Welcome back for Lecture 11, where we're going to give an introduction to probability.
Let's start by looking at random phenomena, and what is going to happen.
And instead of just giving a formal definition of what are random phenomenon is
we're gonna do this by example.
Let's suppose that we're driving home from work,
and you drive through the same intersection every day
and you never know whether the lights going to be red, yellow or green when you get there.
This is an example of a random phenomenon.
Formally, a random phenomenon is a situation in which the possible outcomes are known
but we don't know exactly what's going to happen.

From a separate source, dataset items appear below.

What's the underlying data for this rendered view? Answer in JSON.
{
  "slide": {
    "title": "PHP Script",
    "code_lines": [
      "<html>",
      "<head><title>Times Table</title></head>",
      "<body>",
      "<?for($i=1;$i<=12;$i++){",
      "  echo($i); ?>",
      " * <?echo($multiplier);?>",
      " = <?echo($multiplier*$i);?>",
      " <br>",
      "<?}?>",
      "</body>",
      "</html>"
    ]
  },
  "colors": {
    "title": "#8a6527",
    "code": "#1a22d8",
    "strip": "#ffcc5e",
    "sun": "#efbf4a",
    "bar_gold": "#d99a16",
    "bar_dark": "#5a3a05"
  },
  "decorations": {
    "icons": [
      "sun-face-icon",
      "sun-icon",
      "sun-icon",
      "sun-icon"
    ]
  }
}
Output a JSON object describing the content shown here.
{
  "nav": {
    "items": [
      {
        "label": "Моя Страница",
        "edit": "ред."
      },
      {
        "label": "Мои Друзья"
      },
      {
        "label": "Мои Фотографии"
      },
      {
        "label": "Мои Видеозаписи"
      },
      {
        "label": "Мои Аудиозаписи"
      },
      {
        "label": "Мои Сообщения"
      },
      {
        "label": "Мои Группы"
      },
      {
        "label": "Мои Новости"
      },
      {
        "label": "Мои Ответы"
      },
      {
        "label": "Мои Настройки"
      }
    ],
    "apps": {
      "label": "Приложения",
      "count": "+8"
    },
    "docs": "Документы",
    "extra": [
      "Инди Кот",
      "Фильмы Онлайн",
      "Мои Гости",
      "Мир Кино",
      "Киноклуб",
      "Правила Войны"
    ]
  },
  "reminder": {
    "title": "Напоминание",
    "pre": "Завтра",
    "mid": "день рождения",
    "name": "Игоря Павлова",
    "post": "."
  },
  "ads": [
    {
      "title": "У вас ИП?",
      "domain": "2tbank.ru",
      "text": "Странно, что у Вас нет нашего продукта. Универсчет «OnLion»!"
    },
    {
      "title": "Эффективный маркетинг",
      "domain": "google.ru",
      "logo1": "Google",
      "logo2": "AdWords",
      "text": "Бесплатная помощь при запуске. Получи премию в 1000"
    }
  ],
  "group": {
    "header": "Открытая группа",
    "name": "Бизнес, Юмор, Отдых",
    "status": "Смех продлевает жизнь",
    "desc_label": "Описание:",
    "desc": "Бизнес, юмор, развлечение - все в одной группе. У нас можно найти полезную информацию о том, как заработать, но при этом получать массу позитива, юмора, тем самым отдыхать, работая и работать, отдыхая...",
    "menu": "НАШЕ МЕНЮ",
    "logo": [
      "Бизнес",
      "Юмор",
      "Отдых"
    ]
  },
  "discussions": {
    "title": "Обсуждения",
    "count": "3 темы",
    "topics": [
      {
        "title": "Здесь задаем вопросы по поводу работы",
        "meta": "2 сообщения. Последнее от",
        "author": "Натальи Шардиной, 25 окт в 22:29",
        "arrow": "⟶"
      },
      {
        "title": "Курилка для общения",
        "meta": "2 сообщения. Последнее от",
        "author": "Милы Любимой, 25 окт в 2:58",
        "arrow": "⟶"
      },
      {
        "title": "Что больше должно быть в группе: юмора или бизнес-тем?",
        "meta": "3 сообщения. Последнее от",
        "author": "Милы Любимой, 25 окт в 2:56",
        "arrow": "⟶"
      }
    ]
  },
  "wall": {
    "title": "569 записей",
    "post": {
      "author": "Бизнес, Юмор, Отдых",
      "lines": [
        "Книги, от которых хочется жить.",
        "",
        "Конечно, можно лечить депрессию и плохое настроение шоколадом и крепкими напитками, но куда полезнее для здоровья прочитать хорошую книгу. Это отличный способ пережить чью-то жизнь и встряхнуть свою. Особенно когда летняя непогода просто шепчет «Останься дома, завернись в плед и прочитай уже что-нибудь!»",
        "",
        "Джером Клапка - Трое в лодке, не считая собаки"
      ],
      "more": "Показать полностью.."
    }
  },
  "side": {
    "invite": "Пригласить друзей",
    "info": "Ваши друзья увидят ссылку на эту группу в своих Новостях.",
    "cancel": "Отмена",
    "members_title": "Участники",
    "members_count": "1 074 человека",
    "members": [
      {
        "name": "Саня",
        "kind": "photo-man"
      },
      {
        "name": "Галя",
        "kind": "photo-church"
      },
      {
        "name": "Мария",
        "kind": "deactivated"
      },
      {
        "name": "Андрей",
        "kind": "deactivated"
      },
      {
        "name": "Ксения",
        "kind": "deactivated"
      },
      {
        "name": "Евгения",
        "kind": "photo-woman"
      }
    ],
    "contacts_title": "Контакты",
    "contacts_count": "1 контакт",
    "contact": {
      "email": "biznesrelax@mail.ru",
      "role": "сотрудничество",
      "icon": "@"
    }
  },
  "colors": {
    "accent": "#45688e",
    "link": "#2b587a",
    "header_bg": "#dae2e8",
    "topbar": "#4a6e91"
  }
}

In each occasion on which we observe a random phenomenon is known as a trial
and what occurs during each trial is known as an outcome.

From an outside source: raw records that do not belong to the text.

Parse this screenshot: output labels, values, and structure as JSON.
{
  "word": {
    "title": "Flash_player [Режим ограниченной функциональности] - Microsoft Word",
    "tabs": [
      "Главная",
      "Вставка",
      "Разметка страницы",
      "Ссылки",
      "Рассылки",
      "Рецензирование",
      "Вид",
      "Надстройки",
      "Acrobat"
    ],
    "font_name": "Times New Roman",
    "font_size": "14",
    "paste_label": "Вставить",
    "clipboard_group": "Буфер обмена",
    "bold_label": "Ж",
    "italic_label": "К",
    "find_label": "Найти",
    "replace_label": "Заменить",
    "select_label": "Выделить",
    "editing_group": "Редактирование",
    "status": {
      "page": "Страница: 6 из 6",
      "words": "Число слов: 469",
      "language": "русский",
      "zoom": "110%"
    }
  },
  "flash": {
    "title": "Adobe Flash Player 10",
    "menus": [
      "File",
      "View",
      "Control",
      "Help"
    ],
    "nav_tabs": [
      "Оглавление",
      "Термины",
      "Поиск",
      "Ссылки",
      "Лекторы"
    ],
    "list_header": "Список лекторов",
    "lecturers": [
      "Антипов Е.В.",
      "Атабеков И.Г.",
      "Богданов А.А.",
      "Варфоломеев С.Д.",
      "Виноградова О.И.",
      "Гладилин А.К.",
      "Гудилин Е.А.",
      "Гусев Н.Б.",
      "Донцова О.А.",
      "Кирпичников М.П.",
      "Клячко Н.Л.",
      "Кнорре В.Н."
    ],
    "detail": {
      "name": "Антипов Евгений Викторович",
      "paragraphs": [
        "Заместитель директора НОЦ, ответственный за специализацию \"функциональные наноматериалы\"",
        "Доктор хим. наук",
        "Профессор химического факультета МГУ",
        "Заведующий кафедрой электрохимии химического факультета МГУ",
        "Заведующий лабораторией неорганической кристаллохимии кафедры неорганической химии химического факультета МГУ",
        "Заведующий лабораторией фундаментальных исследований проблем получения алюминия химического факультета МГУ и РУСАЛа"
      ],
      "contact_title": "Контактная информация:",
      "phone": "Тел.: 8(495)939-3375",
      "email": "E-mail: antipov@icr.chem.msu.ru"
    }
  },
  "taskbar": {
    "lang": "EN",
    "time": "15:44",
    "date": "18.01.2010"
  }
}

On the traffic light example we have three possible outcomes, red, yellow or green.
Red, yellow and green give us an example of what we call a sample space
or set of all possible outcomes for a trial.
For example, if the light is yellow, you might accelerate and go through it and treat it like a green light,
or you might hit the brakes treat it more like a red light.
You may wanna combine the yellow with either the red or the green,
a combination of outcomes in this way is known as an event
or what we also known as the subset of the sample space.
We'll denote the sample space by the bold face S for the rest of this lecture.
Let's look at the law of large numbers and what happened if we do a whole bunch of trials?
So the questions is what is the probability that the light is green at this interaction?
How can we think about it?
Well, the important principle is called the law of large numbers
and what it says is that if we repeat a random phenomenon over and over,
the percentage of the time or the proportionate of times that the event occurs settles around a particular number.
And this number that the proportion of times the event occurs settles around is known as the probability of the event.
We have some conditions that we need for the law of large numbers.
The first and foremost the most important is that the outcomes have the same probabilities for each trial
and that each trial is carried out independently.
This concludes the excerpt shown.